The updates will contain details on any open or completed discrimination complaints involving bullying, sexual harassment or racism that are reported through human resource channels or HRM’s new confidential employee complaint hotline. Personal information will be redacted before the report comes to council.
The deputy mayor’s motion also directs the CAO to include any findings from an ongoing human resources review of HRM, along with progress reports on implementing the recommendations from both that external review and the 2016 Employee Systems Review.
In the past, says Mason, all of that information would have been presented behind closed doors.
“It wouldn’t have even touched the council floor,” he says. “Now we’re in a position where not only are we going to get that, it’s not going to be in-camera. It’s going to be public. We’re going to talk about these issues every time.”
The approved motion is a direct response to last month’s Human Rights board of inquiry decision that exposed decades of brutal racism and bullying faced by Black and Indigenous employees at Halifax Transit’s Burnside garage.
Mason told his colleagues on Tuesday that upon reading the details contained in that decision he was sick to his stomach.

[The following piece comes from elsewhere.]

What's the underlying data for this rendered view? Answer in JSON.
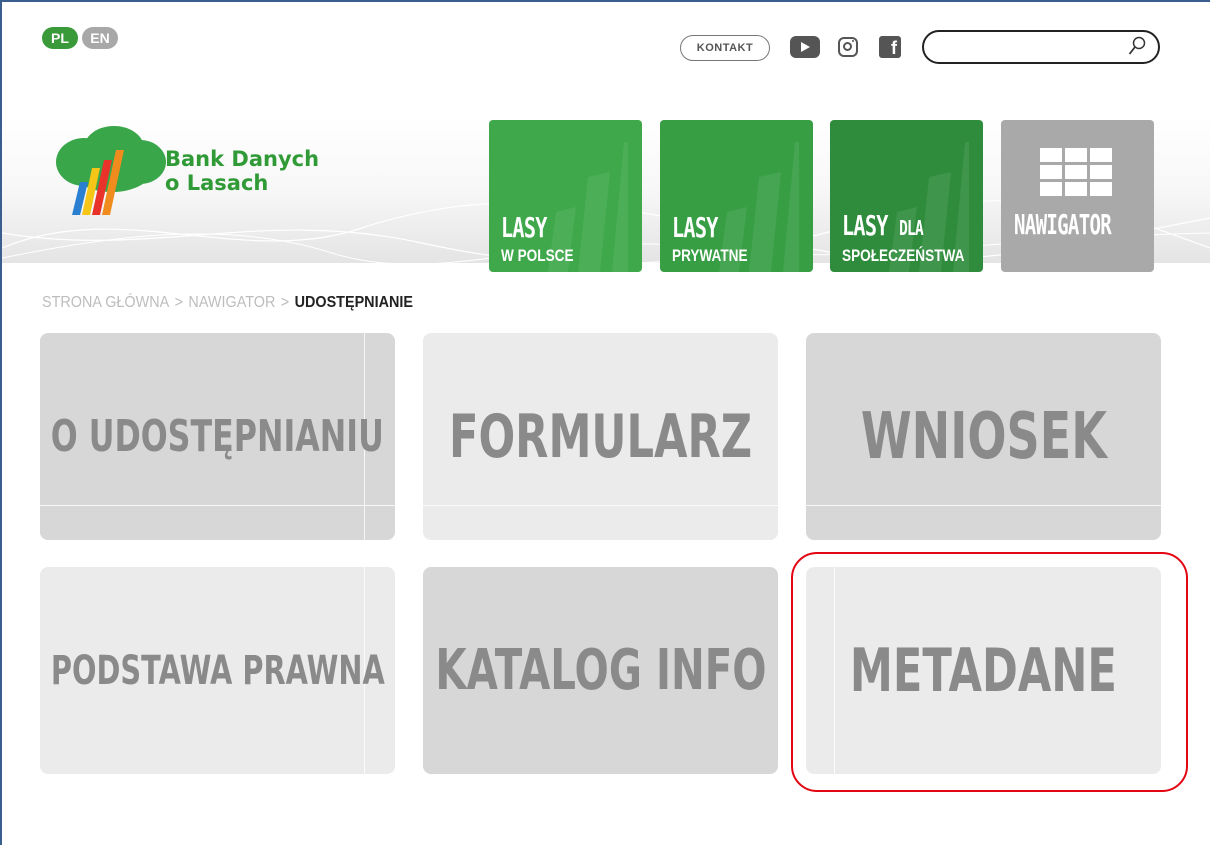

“I’ve never been more upset in my time on council.”
Dubé publicly apologized for the discrimination inside Halifax Transit once the Human Rights decision was made public. The CAO has said that since the complaint was initially filed in 2006, Halifax has implemented a number of workplace policy reforms to increase diversity and help reduce harassment across its workforce of 4,000 employees.
But a copy of the ESR report leaked to the press two years ago still describes an overwhelming culture of discrimination for Black employees inside HRM’s public works and operations department.
“I still get calls from folks in regards to these issues,” councillor Lindell Smith said Tuesday.
“When I think of my family—my immediate family—almost 100-plus years of experience in the city. And I’m not making that number up. I have aunts, uncles and my mother and father who all worked for the city. Over 100-plus years of experience working for HRM. You can imagine the stories I’ve heard through them.”
The fallout from the Human Rights complaint and ESR protests have included repeated calls for a public inquiry from citizens’ group Equity Watch, former HRM councillors and the family of Randy Symonds—the man most victimized by the racism inside Halifax Transit.
Dubé has previously told The Coast he doesn’t believe a public inquiry is needed given the reforms already in place. Mason says this new motion goes one better.
“I’m not sure what a public inquiry would get us that’s different from having constant public reporting that you’ll be able to comment on every quarter,” he says.
The deputy mayor tells The Coast it was very frustrating and demoralizing learning about the situation inside Halifax Transit. It's of the utmost importance, he stresses, that the municipality's employees are treated with the dignity they deserve.
“Nothing we do is more important than this because everything is tainted by this,” says Mason. “Building a great city, making a better library or having a better transit system or having really beautiful Public Gardens, none of that matters if the employees are being bullied at work or harassed, racially discriminated against.”
The quarterly progress reports will start arriving at council no later than September.